Plants that you find in Airbnb gardens tend to be of the little-to-no-maintenance variety. And judging from the rest of the garden, I’d say this cynaroides must be a no-maintenance-at-all variety.
Dr. Wiki suggests that this flowering plant is also called the king protea, giant protea, or king sugar bush - partly due, no doubt, to its flower head being the largest of the genus.
It’s distributed across the southwestern and southern parts of South Africa - which fits in much more with my uneducated guess about the sort of climate this protea might come from and flourish in.
Ok, so just like my idea of Tasmania’s suitability as a protea nurturer is somewhat misguided, so too must be my idea of South Africa’s proximity to the equator.
But when I seek a second opinion from Dr Google, s/he tells me that while South Africa’s latitude is in the 30-31*S bracket, Tasmania’s is much further away from the Equator, way down in the 41-42*S bracket.
Which sort of fits with my original impressions: South Africa as hotter and drier; Tasmania as cooler and wetter.

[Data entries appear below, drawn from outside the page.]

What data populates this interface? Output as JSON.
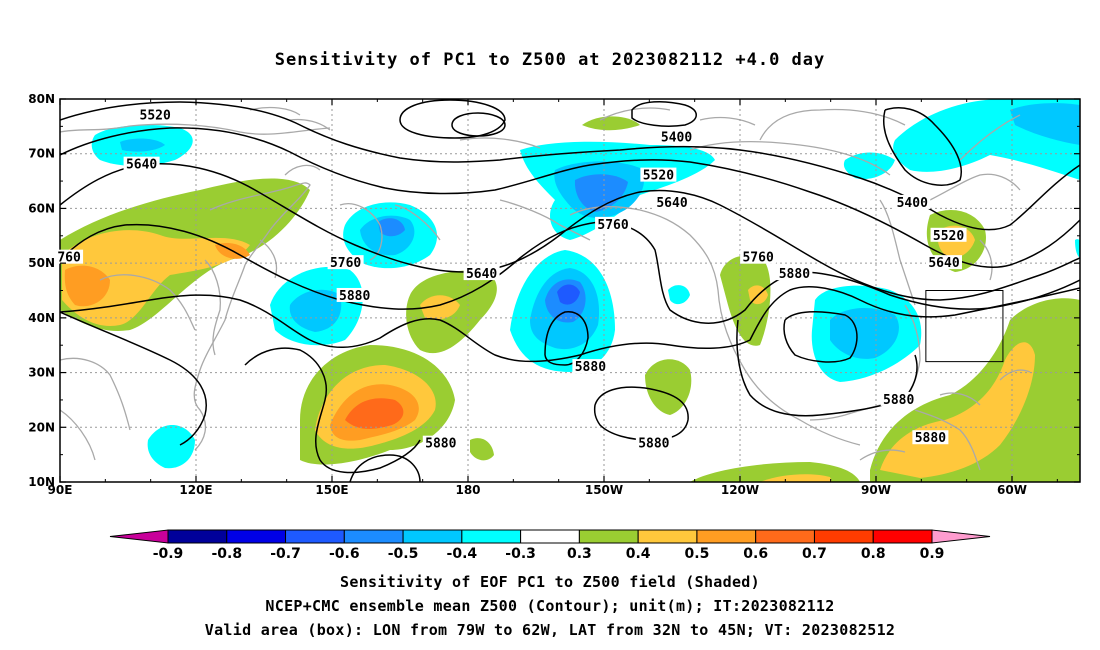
{
  "title": "Sensitivity of PC1 to Z500 at 2023082112 +4.0 day",
  "map": {
    "lat_labels": [
      "80N",
      "70N",
      "60N",
      "50N",
      "40N",
      "30N",
      "20N",
      "10N"
    ],
    "lon_labels": [
      "90E",
      "120E",
      "150E",
      "180",
      "150W",
      "120W",
      "90W",
      "60W"
    ],
    "contour_labels": [
      {
        "text": "5520",
        "lon": 111,
        "lat": 77
      },
      {
        "text": "5640",
        "lon": 108,
        "lat": 68
      },
      {
        "text": "5400",
        "lon": -134,
        "lat": 73
      },
      {
        "text": "5520",
        "lon": -138,
        "lat": 66
      },
      {
        "text": "5640",
        "lon": -135,
        "lat": 61
      },
      {
        "text": "5760",
        "lon": -148,
        "lat": 57
      },
      {
        "text": "5760",
        "lon": -116,
        "lat": 51
      },
      {
        "text": "5400",
        "lon": -82,
        "lat": 61
      },
      {
        "text": "5520",
        "lon": -74,
        "lat": 55
      },
      {
        "text": "5640",
        "lon": -75,
        "lat": 50
      },
      {
        "text": "760",
        "lon": 92,
        "lat": 51
      },
      {
        "text": "5760",
        "lon": 153,
        "lat": 50
      },
      {
        "text": "5880",
        "lon": 155,
        "lat": 44
      },
      {
        "text": "5640",
        "lon": 183,
        "lat": 48
      },
      {
        "text": "5880",
        "lon": -108,
        "lat": 48
      },
      {
        "text": "5880",
        "lon": -153,
        "lat": 31
      },
      {
        "text": "5880",
        "lon": -85,
        "lat": 25
      },
      {
        "text": "5880",
        "lon": -139,
        "lat": 17
      },
      {
        "text": "5880",
        "lon": 174,
        "lat": 17
      },
      {
        "text": "5880",
        "lon": -78,
        "lat": 18
      }
    ],
    "valid_box": {
      "lon_min": -79,
      "lon_max": -62,
      "lat_min": 32,
      "lat_max": 45
    }
  },
  "colorbar": {
    "labels": [
      "-0.9",
      "-0.8",
      "-0.7",
      "-0.6",
      "-0.5",
      "-0.4",
      "-0.3",
      "0.3",
      "0.4",
      "0.5",
      "0.6",
      "0.7",
      "0.8",
      "0.9"
    ],
    "colors": [
      "#00009a",
      "#0000e6",
      "#1e5aff",
      "#1c8cff",
      "#00c8ff",
      "#00ffff",
      "#ffffff",
      "#9acd32",
      "#ffc83c",
      "#ff9d22",
      "#ff6a1a",
      "#ff3c00",
      "#ff0000"
    ],
    "under_color": "#c8009a",
    "over_color": "#ff9ccf"
  },
  "caption": {
    "line1": "Sensitivity of EOF PC1 to Z500 field (Shaded)",
    "line2": "NCEP+CMC ensemble mean Z500 (Contour); unit(m); IT:2023082112",
    "line3": "Valid area (box): LON from 79W to 62W, LAT from 32N to 45N; VT: 2023082512"
  }
}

Yet the mighty king protea has completely acclimatised to those cooler climes, and now thrives - seemingly with consummate ease - in the climate of Tasmania, which is essentially the last land stop south before hitting Antarctica.
Rather than donning a lab coat and digging down into the hard science, trying to fully understand how this can be - or even pretending that I do - I prefer to accept and embrace this as yet another example of Nature’s wondrous mysteries. And mysterious wonders.
That might be seen as a bit of a cop out by the botanic enthusiasts amongst us - and I can certainly understand where they’re coming from. But I would point out in my defence that I’m on holidays, dammit, which means I can afford to, and be perfectly comfortable with, not knowing the excruciating details of every answer to every question I happen to ask myself.
Closure be damned, certainty be damned - and long live the mysteries of unpredictability.